For additional information on the Morfessor Baseline method, see (Creutz and Lagus, 2002). An implementation of the algorithm is available from Morfessor 1.0 and Morfessor 2.0 software. You can also test the on-line demonstration of the algorithm for Finnish, English and Swedish.

In the so called Morfessor Categories-ML method we aim at improving the segmentation obtained using the Baseline method. A probabilistic model is trained in an unsupervised manner. The morphs are tagged with category labels and there are three categories in use: prefix, stem, and suffix. By learning morph categories as well as sequential dependencies between these, the segmentation can be refined, as it is possible to detect instances of over- or under-segmentation in the baseline segmentation.

For additional information on the Morfessor Categories-ML method, see (Creutz and Lagus, 2004). Categories-ML is also included in the on-line demonstration of Morfessor.

The Morfessor Categories-MAP model has a more sophisticated formulation than Categories-ML in that it is a complete maximum a posteriori model, which means that it does not need to rely on heuristics in order to determine the optimal size of the morph lexicon. The improvements over the Categories-ML model have been made possible by introducing a hierarchical lexicon structure: Each morph in the lexicon consists either of a string of letters or of two submorphs, which are themselves present in the lexicon. The submorphs can in turn recursively consist of shorter submorphs. Not all morphs in the lexicon need to be "morpheme-like" in the sense that they carry meaning. Some morphs correspond more closely to syllables and other short fragments of words. The existence of these non-morphemes makes it possible to represent some longer morphs more economically, e.g., the Finnish word "oppositio" consists of "op" (which has no meaning) and "positio" (which means "position").

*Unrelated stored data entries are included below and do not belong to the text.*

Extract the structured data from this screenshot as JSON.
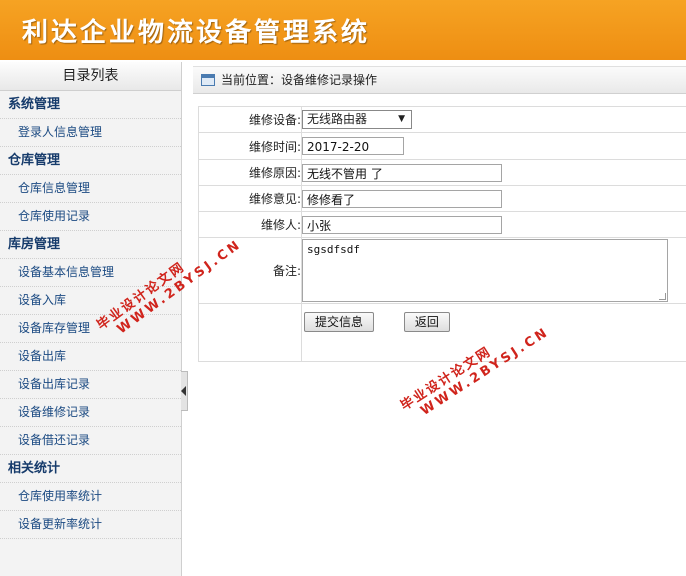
{
  "header": {
    "title": "利达企业物流设备管理系统"
  },
  "sidebar": {
    "title": "目录列表",
    "groups": [
      {
        "title": "系统管理",
        "items": [
          "登录人信息管理"
        ]
      },
      {
        "title": "仓库管理",
        "items": [
          "仓库信息管理",
          "仓库使用记录"
        ]
      },
      {
        "title": "库房管理",
        "items": [
          "设备基本信息管理",
          "设备入库",
          "设备库存管理",
          "设备出库",
          "设备出库记录",
          "设备维修记录",
          "设备借还记录"
        ]
      },
      {
        "title": "相关统计",
        "items": [
          "仓库使用率统计",
          "设备更新率统计"
        ]
      }
    ]
  },
  "breadcrumb": {
    "text": "当前位置：设备维修记录操作"
  },
  "form": {
    "device_label": "维修设备:",
    "device_value": "无线路由器",
    "time_label": "维修时间:",
    "time_value": "2017-2-20",
    "reason_label": "维修原因:",
    "reason_value": "无线不管用 了",
    "opinion_label": "维修意见:",
    "opinion_value": "修修看了",
    "person_label": "维修人:",
    "person_value": "小张",
    "remark_label": "备注:",
    "remark_value": "sgsdfsdf",
    "submit_label": "提交信息",
    "back_label": "返回"
  },
  "watermark": {
    "line1": "毕业设计论文网",
    "line2": "WWW.2BYSJ.CN"
  }
}
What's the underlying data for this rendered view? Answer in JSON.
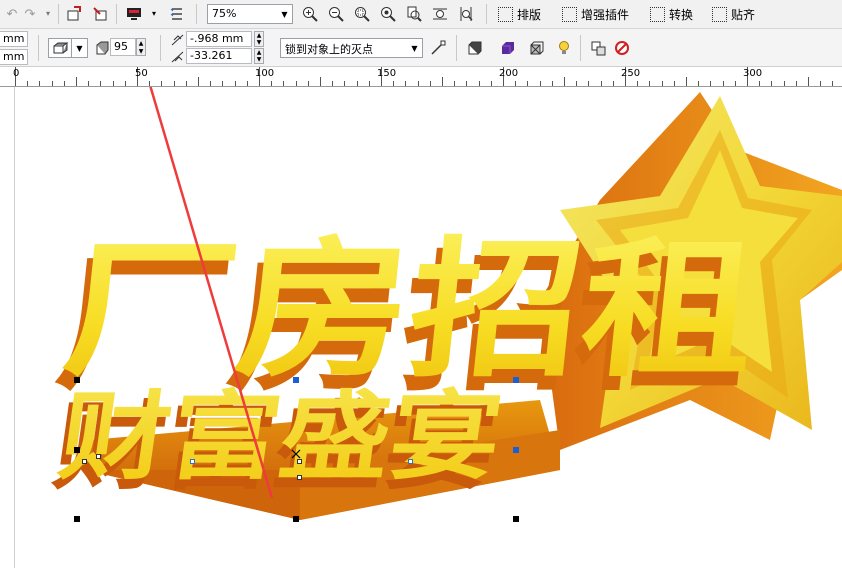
{
  "toolbar_top": {
    "zoom_value": "75%",
    "menus": [
      {
        "label": "排版",
        "icon": "layout-icon"
      },
      {
        "label": "增强插件",
        "icon": "plugin-icon"
      },
      {
        "label": "转换",
        "icon": "convert-icon"
      },
      {
        "label": "贴齐",
        "icon": "snap-icon"
      }
    ]
  },
  "property_bar": {
    "left_unit_top": "mm",
    "left_unit_bottom": "mm",
    "step_value": "95",
    "offset_x": "-.968 mm",
    "offset_y": "-33.261 mm",
    "lock_option": "锁到对象上的灭点"
  },
  "ruler": {
    "labels": [
      "0",
      "50",
      "100",
      "150",
      "200",
      "250",
      "300"
    ]
  },
  "artwork": {
    "line1": "厂房招租",
    "line2": "财富盛宴",
    "colors": {
      "face_light": "#fbf04a",
      "face_mid": "#f7d51c",
      "extrude_dark": "#c9540a",
      "extrude_mid": "#e68a12",
      "star_light": "#f4e24a",
      "annotation_arrow": "#ef3b3b"
    }
  }
}
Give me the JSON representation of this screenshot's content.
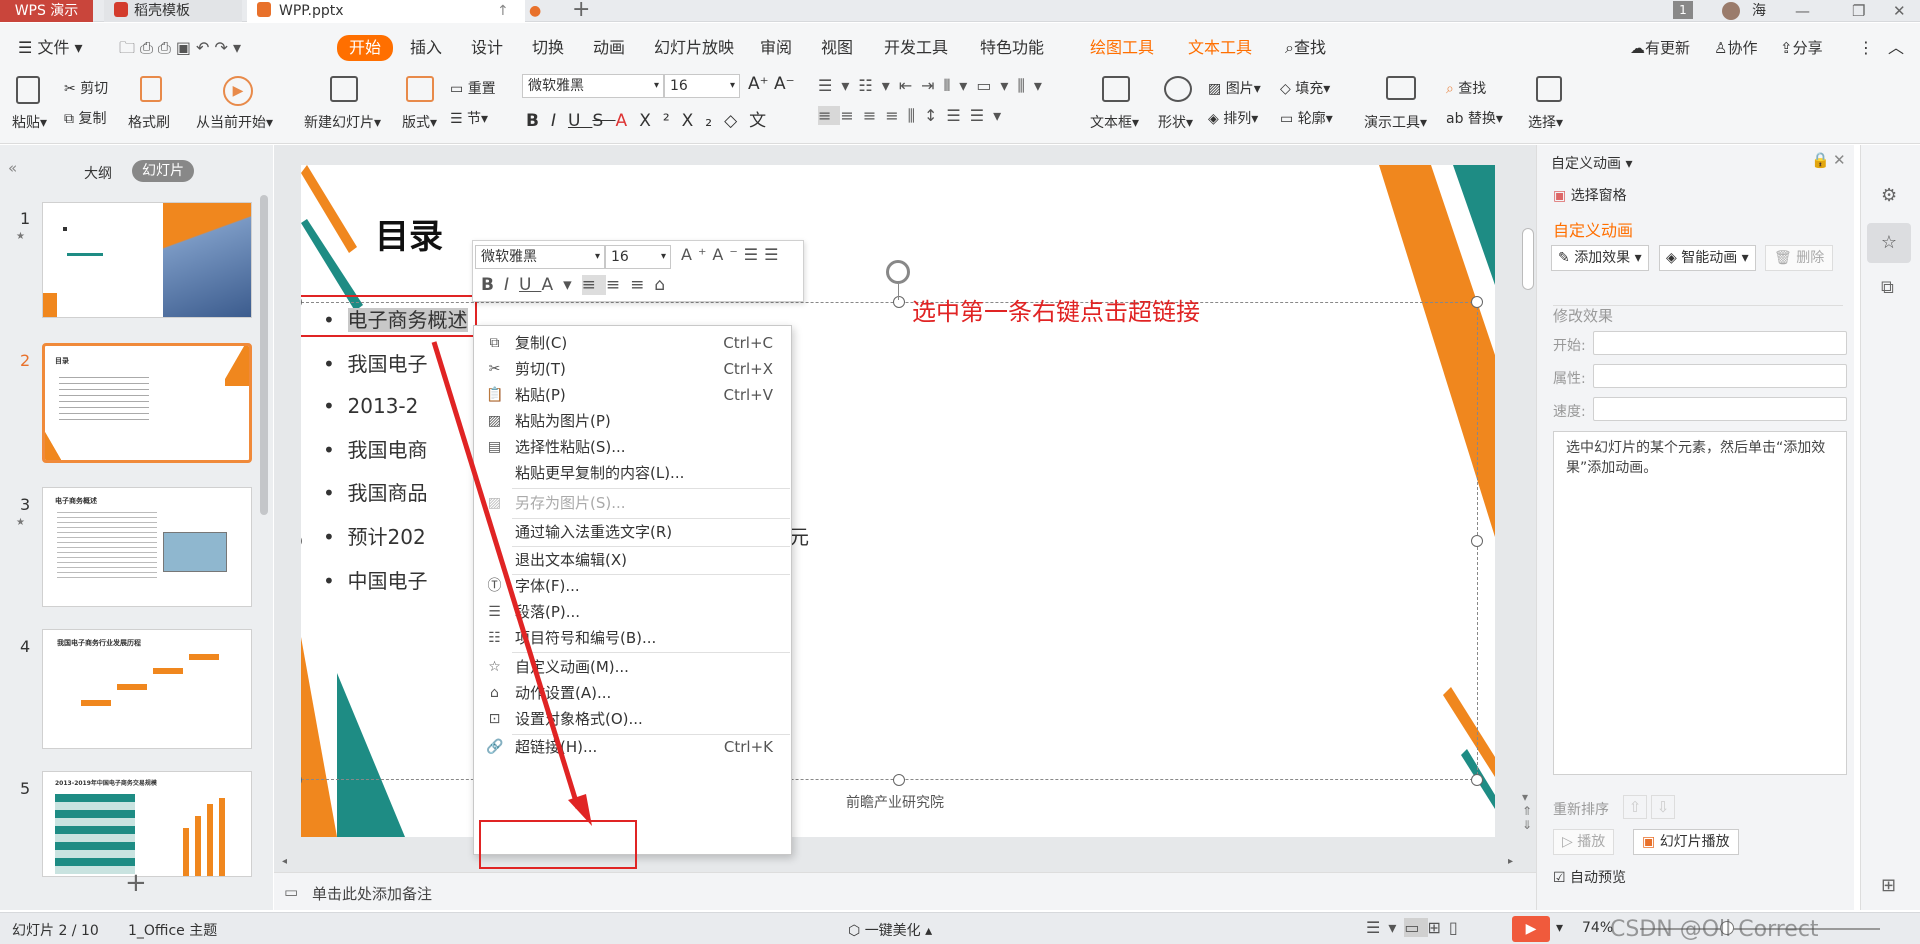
{
  "titlebar": {
    "app_tab": "WPS 演示",
    "tabs": [
      {
        "label": "稻壳模板"
      },
      {
        "label": "WPP.pptx"
      }
    ],
    "badge": "1",
    "user": "海"
  },
  "menubar": {
    "file": "文件",
    "items": [
      "开始",
      "插入",
      "设计",
      "切换",
      "动画",
      "幻灯片放映",
      "审阅",
      "视图",
      "开发工具",
      "特色功能"
    ],
    "tool_tabs": [
      "绘图工具",
      "文本工具"
    ],
    "search": "查找",
    "right": [
      "有更新",
      "协作",
      "分享"
    ]
  },
  "ribbon": {
    "paste": "粘贴",
    "cut": "剪切",
    "copy": "复制",
    "format_painter": "格式刷",
    "from_current": "从当前开始",
    "new_slide": "新建幻灯片",
    "layout": "版式",
    "reset": "重置",
    "section": "节",
    "font_name": "微软雅黑",
    "font_size": "16",
    "text_box": "文本框",
    "shape": "形状",
    "picture": "图片",
    "fill": "填充",
    "arrange": "排列",
    "outline": "轮廓",
    "present_tools": "演示工具",
    "find": "查找",
    "replace": "替换",
    "select": "选择"
  },
  "left_panel": {
    "tab_outline": "大纲",
    "tab_slides": "幻灯片",
    "slide_numbers": [
      "1",
      "2",
      "3",
      "4",
      "5"
    ],
    "selected": "2",
    "thumb2_title": "目录",
    "thumb3_title": "电子商务概述",
    "thumb4_title": "我国电子商务行业发展历程",
    "thumb5_title": "2013-2019年中国电子商务交易规模"
  },
  "slide": {
    "title": "目录",
    "bullets": [
      "电子商务概述",
      "我国电子",
      "2013-2",
      "我国电商",
      "我国商品",
      "预计202",
      "中国电子"
    ],
    "bullet6_tail": "元",
    "annotation": "选中第一条右键点击超链接",
    "footer": "前瞻产业研究院"
  },
  "mini_toolbar": {
    "font_name": "微软雅黑",
    "font_size": "16"
  },
  "context_menu": {
    "items": [
      {
        "label": "复制(C)",
        "shortcut": "Ctrl+C"
      },
      {
        "label": "剪切(T)",
        "shortcut": "Ctrl+X"
      },
      {
        "label": "粘贴(P)",
        "shortcut": "Ctrl+V"
      },
      {
        "label": "粘贴为图片(P)",
        "shortcut": ""
      },
      {
        "label": "选择性粘贴(S)...",
        "shortcut": ""
      },
      {
        "label": "粘贴更早复制的内容(L)...",
        "shortcut": ""
      },
      {
        "label": "另存为图片(S)...",
        "shortcut": ""
      },
      {
        "label": "通过输入法重选文字(R)",
        "shortcut": ""
      },
      {
        "label": "退出文本编辑(X)",
        "shortcut": ""
      },
      {
        "label": "字体(F)...",
        "shortcut": ""
      },
      {
        "label": "段落(P)...",
        "shortcut": ""
      },
      {
        "label": "项目符号和编号(B)...",
        "shortcut": ""
      },
      {
        "label": "自定义动画(M)...",
        "shortcut": ""
      },
      {
        "label": "动作设置(A)...",
        "shortcut": ""
      },
      {
        "label": "设置对象格式(O)...",
        "shortcut": ""
      },
      {
        "label": "超链接(H)...",
        "shortcut": "Ctrl+K"
      }
    ]
  },
  "right_panel": {
    "header": "自定义动画",
    "selection_pane": "选择窗格",
    "section_title": "自定义动画",
    "add_effect": "添加效果",
    "smart_anim": "智能动画",
    "delete": "删除",
    "modify": "修改效果",
    "start": "开始:",
    "property": "属性:",
    "speed": "速度:",
    "hint": "选中幻灯片的某个元素，然后单击“添加效果”添加动画。",
    "reorder": "重新排序",
    "play": "播放",
    "slideshow": "幻灯片播放",
    "autopreview": "自动预览"
  },
  "notes": "单击此处添加备注",
  "statusbar": {
    "slide_info": "幻灯片 2 / 10",
    "theme": "1_Office 主题",
    "beautify": "一键美化",
    "zoom": "74%",
    "watermark": "CSDN @Oll Correct"
  },
  "colors": {
    "accent": "#ff6f00",
    "annotation_red": "#e02424",
    "teal": "#1e8c84",
    "orange": "#f0871e"
  }
}
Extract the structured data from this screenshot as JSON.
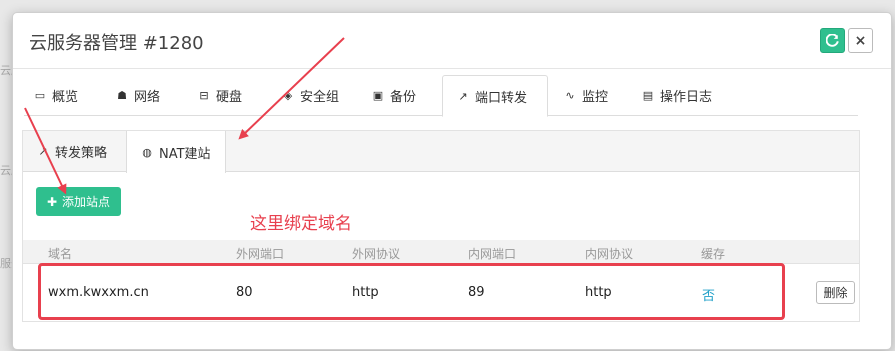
{
  "background": {
    "hints": [
      "云服",
      "云服",
      "服务"
    ]
  },
  "modal": {
    "title": "云服务器管理 #1280",
    "refresh_icon": "refresh-icon",
    "close_label": "×"
  },
  "main_tabs": [
    {
      "label": "概览",
      "icon": "monitor-icon",
      "glyph": "▭"
    },
    {
      "label": "网络",
      "icon": "sitemap-icon",
      "glyph": "☗"
    },
    {
      "label": "硬盘",
      "icon": "hdd-icon",
      "glyph": "⊟"
    },
    {
      "label": "安全组",
      "icon": "shield-icon",
      "glyph": "◈"
    },
    {
      "label": "备份",
      "icon": "save-icon",
      "glyph": "▣"
    },
    {
      "label": "端口转发",
      "icon": "external-link-icon",
      "glyph": "↗"
    },
    {
      "label": "监控",
      "icon": "pulse-icon",
      "glyph": "∿"
    },
    {
      "label": "操作日志",
      "icon": "file-icon",
      "glyph": "▤"
    }
  ],
  "sub_tabs": [
    {
      "label": "转发策略",
      "icon": "external-link-icon",
      "glyph": "↗"
    },
    {
      "label": "NAT建站",
      "icon": "globe-icon",
      "glyph": "◍"
    }
  ],
  "add_button": {
    "label": "添加站点",
    "glyph": "✚"
  },
  "annotation": {
    "text": "这里绑定域名"
  },
  "table": {
    "headers": [
      "域名",
      "外网端口",
      "外网协议",
      "内网端口",
      "内网协议",
      "缓存"
    ],
    "row": {
      "domain": "wxm.kwxxm.cn",
      "ext_port": "80",
      "ext_protocol": "http",
      "int_port": "89",
      "int_protocol": "http",
      "cache": "否",
      "action": "删除"
    }
  },
  "colors": {
    "accent": "#2fbf8e",
    "annotation": "#e8404e",
    "link": "#20a0c8"
  }
}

The hierarchical structure provides different mechanisms for preventing over- and under-segmentation than the heuristics used in Categories-ML. In a morpheme segmentation task, under-segmentation can be avoided by expanding a lexical item into the submorphs it consists of. In order not to create the opposite problem, over-segmentation, the substructures are only expanded as long as they do not contain non-morphemes.

For additional information on the Morfessor Categories-MAP method, see (Creutz and Lagus, 2005). An implementation of the algorithm is available from Morfessor Categories-MAP software.